Rebuilding Trust in Healthcare Providers Rather than Technology Patient-Centered Medical Home

Fourth, in an age where most patients have more confidence and trust in technology - procedures, tests, etc. - than they do in a personal relationship with a healthcare provider, the principle way to decrease the cost of care is to ration care by structurally decreasing access to care. The best way to change that cost curve it to restore patient trust in their healthcare providers where their counsel is sought before a test is ordered. This is the reason why, any ACO which has the least potential for success must be built upon healthcare providers who are not only have the designation but who are also actually functioning in a patient-centered medical home. It is only with compassionate, comprehensive, coordinated and collaborative care that the relationship with provider and patient can recreate the trust bond which supersedes technology in the healthcare-decision-making equation. In that trusting relationship, wise decisions can be made about watchful waiting, appropriate end-of-life care and a balance between life expectance with and without expensive but unhelpful care. Increasingly, we have to wonder if technological advances are actually resulting in a decreased rather than an increased quality of life.

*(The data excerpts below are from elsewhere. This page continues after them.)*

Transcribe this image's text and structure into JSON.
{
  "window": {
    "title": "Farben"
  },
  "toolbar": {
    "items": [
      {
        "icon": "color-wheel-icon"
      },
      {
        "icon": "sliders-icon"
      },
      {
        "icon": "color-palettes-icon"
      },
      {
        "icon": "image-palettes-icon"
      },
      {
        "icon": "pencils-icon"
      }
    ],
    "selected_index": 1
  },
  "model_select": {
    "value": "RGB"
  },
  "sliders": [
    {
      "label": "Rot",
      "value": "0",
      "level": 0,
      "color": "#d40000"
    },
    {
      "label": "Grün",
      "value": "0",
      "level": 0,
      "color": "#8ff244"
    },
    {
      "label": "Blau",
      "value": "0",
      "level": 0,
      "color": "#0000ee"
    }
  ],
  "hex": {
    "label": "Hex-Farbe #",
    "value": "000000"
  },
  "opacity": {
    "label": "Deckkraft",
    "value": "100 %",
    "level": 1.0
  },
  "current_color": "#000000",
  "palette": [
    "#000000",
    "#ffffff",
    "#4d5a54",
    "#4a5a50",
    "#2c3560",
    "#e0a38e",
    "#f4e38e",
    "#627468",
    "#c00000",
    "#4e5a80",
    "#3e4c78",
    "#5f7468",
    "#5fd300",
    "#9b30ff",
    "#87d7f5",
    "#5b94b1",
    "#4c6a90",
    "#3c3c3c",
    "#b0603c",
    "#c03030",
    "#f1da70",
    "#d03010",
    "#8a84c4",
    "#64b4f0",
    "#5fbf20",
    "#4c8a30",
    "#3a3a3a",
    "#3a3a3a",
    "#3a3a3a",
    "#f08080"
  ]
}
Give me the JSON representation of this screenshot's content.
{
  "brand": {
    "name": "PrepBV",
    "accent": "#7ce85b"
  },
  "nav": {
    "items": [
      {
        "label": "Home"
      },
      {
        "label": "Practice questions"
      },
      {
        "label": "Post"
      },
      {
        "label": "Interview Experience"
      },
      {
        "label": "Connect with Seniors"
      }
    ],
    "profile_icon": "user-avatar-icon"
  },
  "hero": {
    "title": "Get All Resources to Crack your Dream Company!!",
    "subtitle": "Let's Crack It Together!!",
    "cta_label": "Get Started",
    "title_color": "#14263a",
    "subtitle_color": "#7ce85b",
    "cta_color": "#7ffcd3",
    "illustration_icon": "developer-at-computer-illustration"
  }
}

Avoiding Duplication of Infrastructure

Fifth, except in the case of existing staff-model HMOs and/or functioning IPAs, the infrastructure cost of forming and sustaining an ACO is going to much higher than most people think. This cost is going to be incurred without any guarantee of recovery and unless the issues addressed herein are resolved a great deal of infrastructure may be built without benefit in quality or cost of care. Those who wish to pursue the formation of an ACO should consider partnering with those who have a significant infrastructure avoiding the need for duplication.

Annual Reconciliation

Sixth, at present the ACO design is based on an annual reconciliation of cost with the potential for sharing the savings realized. It is highly improbable that that is a sustainable model. It is more likely that the reconciliation will be multi-year with either a gong-forward withhold for past losses or a with hold of earned savings in anticipation of possible adverse results in the future. IBNR is a well-know phrase in healthcare finance. It stands for "incurred but not received" and refers to services which have been provided but for which the bill has not yet been presented. Financial planning for a successful ACO must take into account fluctuations in results. Careful cash management with adequate capitalization initially can help the ACO weather revenue shortfalls and benefit from positive results in the good times. The first step is to anticipate multi-year reconciliation and to build a business model on that expectation.

Benefit to the Patient

Seventh, inherent in this entire discussion is the fact that the ACO is a public-policy initiative which has no inherent value to the patient but only to the ACO and to CMS. The re-organization of healthcare by the ACO is potentially good and the principles of medical home are extremely valuable if incorporated into the ACO model by specific requirement rather than by co-incidence. But, the reality is there is no structural benefit for the patient. This deficient can be resolved by the internal policies of the ACO which concentrates on comprehensive, preventative health with wellness metrics and with coordination of care. In this way, the patient returns to the focus whether or not the ACO "makes money."

ACOs may work and many of us hope they do, but to do so they have to answer these questions before they start.